Auf eben dieser Party lernt er dann auch Eugen kennen, der ihm zwar zu Begin nicht unbedingt wohlgesonnen ist, aber am selben Abend doch noch mit ihm im Bett landet. Was nun folgt, ist eine Beziehung, die Franz mehr und mehr in den Ruin treiben soll, sowohl finanziell als auch seelisch. Es ist wohl die Dynamik dieser desaströsen Beziehung, die die wahre Klasse des Films ausmacht. Denn Eugen wirkt wie das Böse in Person, das keine Gelegenheit ungenützt lässt, Franz um sein Geld zu bringen und ihn nach Strich und Faden zu demütigen. Der Klassenunterschied macht sich stets bemerkbar und Eugen scheint jede Chance, Franz zu belehren, dankend aufzugreifen. Doch von Zeit zu Zeit mischen sich auch andere Töne in die Beziehung. Nachdem Franz eine größere Summe in die Firma von Eugens Vater investiert hat, beginnt er, dort zu arbeiten. Dabei lässt sich beobachten, wie Eugen immer wieder Partei für seinen Partner ergreift und sich damit gegen seinen Vater stellt.

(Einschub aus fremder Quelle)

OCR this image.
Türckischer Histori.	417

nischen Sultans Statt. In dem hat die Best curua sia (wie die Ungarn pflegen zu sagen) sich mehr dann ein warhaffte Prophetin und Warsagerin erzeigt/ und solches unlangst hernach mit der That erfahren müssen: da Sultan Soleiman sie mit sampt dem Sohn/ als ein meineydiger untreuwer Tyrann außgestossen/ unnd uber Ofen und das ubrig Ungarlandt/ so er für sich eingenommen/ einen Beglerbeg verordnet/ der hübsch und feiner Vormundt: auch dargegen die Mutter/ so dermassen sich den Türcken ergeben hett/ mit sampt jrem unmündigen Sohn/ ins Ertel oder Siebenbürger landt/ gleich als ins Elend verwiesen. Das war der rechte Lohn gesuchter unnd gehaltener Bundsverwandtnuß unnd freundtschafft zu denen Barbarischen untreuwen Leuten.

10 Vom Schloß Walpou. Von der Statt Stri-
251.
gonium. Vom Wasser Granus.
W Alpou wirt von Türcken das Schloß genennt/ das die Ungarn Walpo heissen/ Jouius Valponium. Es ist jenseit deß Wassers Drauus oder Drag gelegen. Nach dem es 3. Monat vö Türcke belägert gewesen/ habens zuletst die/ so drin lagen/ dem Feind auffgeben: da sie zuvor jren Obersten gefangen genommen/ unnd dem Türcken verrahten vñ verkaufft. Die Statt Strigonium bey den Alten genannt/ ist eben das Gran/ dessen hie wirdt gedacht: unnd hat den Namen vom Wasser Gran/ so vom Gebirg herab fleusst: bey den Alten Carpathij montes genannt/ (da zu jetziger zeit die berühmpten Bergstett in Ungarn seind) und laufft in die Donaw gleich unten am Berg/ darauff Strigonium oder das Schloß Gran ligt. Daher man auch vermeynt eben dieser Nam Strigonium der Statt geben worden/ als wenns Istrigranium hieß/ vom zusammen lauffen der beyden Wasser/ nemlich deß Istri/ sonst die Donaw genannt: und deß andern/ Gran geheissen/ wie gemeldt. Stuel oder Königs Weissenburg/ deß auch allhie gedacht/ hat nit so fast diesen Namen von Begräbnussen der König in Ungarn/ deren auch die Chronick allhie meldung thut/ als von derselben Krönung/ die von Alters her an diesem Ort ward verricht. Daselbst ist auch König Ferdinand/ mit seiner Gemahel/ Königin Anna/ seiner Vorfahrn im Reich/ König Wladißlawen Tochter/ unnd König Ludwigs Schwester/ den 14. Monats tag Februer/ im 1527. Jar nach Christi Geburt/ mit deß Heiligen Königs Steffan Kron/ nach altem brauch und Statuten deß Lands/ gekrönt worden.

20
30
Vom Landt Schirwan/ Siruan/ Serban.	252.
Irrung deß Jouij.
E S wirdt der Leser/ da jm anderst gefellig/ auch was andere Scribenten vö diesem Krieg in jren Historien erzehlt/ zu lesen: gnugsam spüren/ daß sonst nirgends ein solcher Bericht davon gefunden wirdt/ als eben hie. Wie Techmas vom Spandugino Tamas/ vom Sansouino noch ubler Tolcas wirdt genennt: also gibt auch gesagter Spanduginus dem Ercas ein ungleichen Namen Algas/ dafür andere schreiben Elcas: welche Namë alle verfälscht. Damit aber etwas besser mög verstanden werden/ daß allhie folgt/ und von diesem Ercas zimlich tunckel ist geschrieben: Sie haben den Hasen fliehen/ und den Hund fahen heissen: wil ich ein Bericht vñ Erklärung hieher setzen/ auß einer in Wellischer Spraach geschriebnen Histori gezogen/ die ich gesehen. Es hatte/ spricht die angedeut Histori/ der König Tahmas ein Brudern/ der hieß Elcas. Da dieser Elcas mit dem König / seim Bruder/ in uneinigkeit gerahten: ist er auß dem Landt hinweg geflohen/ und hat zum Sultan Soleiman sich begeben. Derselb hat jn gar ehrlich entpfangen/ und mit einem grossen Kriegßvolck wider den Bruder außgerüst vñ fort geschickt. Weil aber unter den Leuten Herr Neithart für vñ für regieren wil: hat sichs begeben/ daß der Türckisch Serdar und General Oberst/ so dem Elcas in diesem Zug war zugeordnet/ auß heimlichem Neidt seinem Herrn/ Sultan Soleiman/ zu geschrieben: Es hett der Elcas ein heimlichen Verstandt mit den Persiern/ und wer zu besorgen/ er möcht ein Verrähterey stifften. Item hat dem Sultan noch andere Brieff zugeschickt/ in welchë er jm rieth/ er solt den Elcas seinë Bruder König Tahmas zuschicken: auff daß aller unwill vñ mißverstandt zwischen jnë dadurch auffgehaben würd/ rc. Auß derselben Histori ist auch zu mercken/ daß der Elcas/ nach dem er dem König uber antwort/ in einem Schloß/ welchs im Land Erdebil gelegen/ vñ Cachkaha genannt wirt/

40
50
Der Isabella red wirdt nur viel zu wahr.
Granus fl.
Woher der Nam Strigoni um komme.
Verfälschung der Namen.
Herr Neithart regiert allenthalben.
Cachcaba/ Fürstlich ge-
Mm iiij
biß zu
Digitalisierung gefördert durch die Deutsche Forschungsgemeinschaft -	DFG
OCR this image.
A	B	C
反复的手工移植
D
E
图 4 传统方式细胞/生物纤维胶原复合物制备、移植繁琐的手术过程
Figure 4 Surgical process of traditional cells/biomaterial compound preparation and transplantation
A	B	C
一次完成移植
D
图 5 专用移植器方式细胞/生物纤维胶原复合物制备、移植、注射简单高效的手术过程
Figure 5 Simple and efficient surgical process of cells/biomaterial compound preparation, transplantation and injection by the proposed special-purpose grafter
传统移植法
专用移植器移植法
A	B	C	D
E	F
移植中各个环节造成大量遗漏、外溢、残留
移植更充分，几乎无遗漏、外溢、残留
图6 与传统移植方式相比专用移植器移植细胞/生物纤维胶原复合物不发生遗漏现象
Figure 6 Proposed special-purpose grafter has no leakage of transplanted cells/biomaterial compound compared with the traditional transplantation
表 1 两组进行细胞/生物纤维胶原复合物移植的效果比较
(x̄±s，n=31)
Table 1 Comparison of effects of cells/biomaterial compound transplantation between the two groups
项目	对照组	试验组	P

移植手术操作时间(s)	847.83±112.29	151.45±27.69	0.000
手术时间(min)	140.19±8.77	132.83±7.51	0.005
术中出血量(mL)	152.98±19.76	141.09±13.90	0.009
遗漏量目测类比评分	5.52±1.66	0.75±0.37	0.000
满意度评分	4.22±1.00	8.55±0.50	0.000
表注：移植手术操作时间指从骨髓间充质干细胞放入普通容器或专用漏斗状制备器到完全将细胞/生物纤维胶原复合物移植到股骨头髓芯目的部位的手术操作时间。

Zumindest auf den ersten Blick ist es also nicht vollständig geklärt, ob Eugen nun von Anfang an aus reiner Berechnung gehandelt, die Gelegenheit beim Schopf gepackt oder es wirklich versucht hat, die Beziehung zum Funktionieren zu bringen. Denn auch wenn die Indizien eindeutig scheinen und Eugen tatsächlich den Eindruck macht, hier nichts als der berechnende Schuft zu sein, der Franz um sein Geld bringt, so schwingt doch die Möglichkeit leise im Hintergrund mit, dass auch er nur ein Mensch ist, der nicht aus seiner Haut kann, der genauso in seiner Herkunft und seiner Klasse gefangen ist wie sein tragischer Liebhaber. Letzten Endes muss wohl der Zuschauer für sich selbst die Antwort darauf finden, ob er hier die Geschichte des Proletariers gesehen hat, der vom Bürgertum aufs Schändlichste ausgebeutet wurde, oder ob es nicht doch die Geschichte zweier Königskinder war, die sich zwar hätten lieben können, die ihre Differenzen aber nicht aus der Welt schaffen konnten, da ihre Herkunft ihnen so sehr in Fleisch und Blut übergegangen ist.

In genau diesen kleinen Nuancen und feinen Graustufen zeigt sich dann auch, wie wertvoll es sein kann, eine Geschichte unter Liebenden gleichen Geschlechts spielen zu lassen, auch und gerade wenn ihre Homosexualität nie explizit thematisiert wird. Denn was Fassbinder hier geschaffen hat, ist wahrlich kein Film, der ausschließlich schwule Themen behandelt. Die Geschichte selbst könnte im Grunde auch von einem Mann und einer Frau handeln, würde aber dadurch eine andere Dynamik bekommen. So traurig es sein mag, sind wir eben doch noch weit entfernt von einer Gesellschaft, in der Frauen und Männer sich wirklich auf Augenhöhe begegnen können. Dass dies in Faustrecht der Freiheit eben gerade auch nicht passiert, wird dadurch umso deutlicher, dass es theoretisch möglich wäre. Der ungeschönte Blick auf das Verhältnis zwischen zwei Schichten wirkt dadurch so präzise, dass er nicht zusätzlich von einem Blick auf Geschlechterrollen überlagert wird. Und dass genau dieser Unterschied der zentrale Punkt des Films ist, darüber kann eigentlich kaum ein Zweifel bestehen. Die Interpretation setzt erst dann ein, wenn ein Schuldiger gesucht wird. Unterdrückt das Bürgertum das Proletariat nun aus böser Absicht oder ist es selbst zu sehr in den Verhältnissen gefangen, um wirklich eine Wahl zu haben? Die Antwort auf diese Frage wird letztlich der Zuschauer selbst finden müssen.